OT: on IDEs and code writing on steroids

dsimcha dsimcha at yahoo.com
Wed May 20 13:29:38 PDT 2009


== Quote from Yigal Chripun (yigal100 at gmail.com)'s article
> Andrei Alexandrescu wrote:
> > Lutger wrote:
> >> Andrei Alexandrescu wrote:
> >>
> >> ...
> >>>> What the heck do you need generics for when you have real
> >>>> templates?  To me,
> >>>> generics seem like just a lame excuse for templates.
> >>> I agree. Then, templates aren't easy to implement and they were
> >>> understandably already busy implementing the using statement.
> >>>
> >>> Andrei
> >>
> >> While I don't fully understand how generics work under the hood in
> >> .NET, there are some benefits to how it is done. For example, you can
> >> use runtime reflection on generic types. And the jit compiler
> >> instantiates them at runtime. They may serve a different purpose than
> >> templates:
> >>
> >> "Anders Hejlsberg: To me the best way to understand the distinction
> >> between C# generics and C++ templates is this: C# generics are really
> >> just like classes, except they have a type parameter. C++ templates
> >> are really just like macros, except they look like classes."
> >> It seems that lack of structural typing is seen as a feature:
> >>
> >> "When you think about it, constraints are a pattern matching
> >> mechanism. You want to be able to say, "This type parameter must have
> >> a constructor that takes two arguments, implement operator+, have this
> >> static method, has these two instance methods, etc." The question is,
> >> how complicated do you want this pattern matching mechanism to be?
> >> There's a whole continuum from nothing to grand pattern matching. We
> >> think it's too little to say nothing, and the grand pattern matching
> >> becomes very complicated, so we're in- between."
> >> From: http://www.artima.com/intv/genericsP.html
> >
> > Oh, so Wal^H^H^Ha friend of mine I was talking to was right: there's
> > some missing of the point point going on. The code generation aspect of
> > templates is a blind spot of the size of Canada.
> >
> > Andrei
> I think you miss the point here.
> Generics and code generation are two separate and orthogonal features
> that where conflated together by C++.
> while you can do powerful stuff with templates it smells of trying to
> write Haskel code with the C pre-proceesor.
> if you want to see a clean solution to this issue look at Nemerle.
> essentially, their AST Macro system provides multi-level compilation.
> c++ templates are a horrible hack designed to ween off C programmers
> from using the pre-processor and the D templates provide mostly cosmetic
>   changes to this. they do not solve the bigger design issue.
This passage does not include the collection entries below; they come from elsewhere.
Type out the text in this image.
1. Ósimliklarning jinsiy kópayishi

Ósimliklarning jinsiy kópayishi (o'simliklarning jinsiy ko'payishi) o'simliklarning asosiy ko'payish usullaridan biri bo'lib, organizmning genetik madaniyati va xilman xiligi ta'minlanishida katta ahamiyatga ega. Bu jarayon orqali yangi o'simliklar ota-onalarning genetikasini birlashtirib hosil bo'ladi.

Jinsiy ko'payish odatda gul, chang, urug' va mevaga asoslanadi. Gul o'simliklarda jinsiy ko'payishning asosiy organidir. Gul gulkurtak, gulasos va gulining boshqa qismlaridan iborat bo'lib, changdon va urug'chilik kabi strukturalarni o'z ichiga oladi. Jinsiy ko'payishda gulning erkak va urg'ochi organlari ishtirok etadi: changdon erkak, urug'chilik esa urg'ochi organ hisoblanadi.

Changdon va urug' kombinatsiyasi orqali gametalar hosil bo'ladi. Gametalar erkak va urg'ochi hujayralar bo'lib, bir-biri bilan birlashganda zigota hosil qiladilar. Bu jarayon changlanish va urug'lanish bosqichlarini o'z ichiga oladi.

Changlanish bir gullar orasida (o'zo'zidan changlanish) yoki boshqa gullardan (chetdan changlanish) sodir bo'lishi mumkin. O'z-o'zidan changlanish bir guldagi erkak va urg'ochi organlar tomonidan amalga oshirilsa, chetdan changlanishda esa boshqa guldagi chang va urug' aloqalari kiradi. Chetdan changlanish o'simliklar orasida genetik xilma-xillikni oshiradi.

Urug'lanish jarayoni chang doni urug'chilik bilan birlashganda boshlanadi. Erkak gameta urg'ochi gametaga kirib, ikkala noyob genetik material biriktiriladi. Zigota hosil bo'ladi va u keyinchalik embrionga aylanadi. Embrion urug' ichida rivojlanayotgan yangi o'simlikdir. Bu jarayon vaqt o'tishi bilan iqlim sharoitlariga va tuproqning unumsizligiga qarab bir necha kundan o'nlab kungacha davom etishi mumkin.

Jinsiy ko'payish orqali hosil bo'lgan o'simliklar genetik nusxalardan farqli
Not sure I agree.  C++ templates were probably intended to be something like
generics initially and became Turing-complete almost by accident.  To get Turing
completeness in C++ templates requires severe abuse of features and spaghetti code
writing.  D extends templates so that they're actually *designed* for
metaprogramming, not just an implementation of generics, thus solving C++'s design
problem.  Mixins (to really allow code generation), CTFE (to make it easier to
generate code), static if (to avoid kludges like using specialization just to get
branching) and tuples (to handle variadics) make D templates useful for
metaprogramming without massive kludges.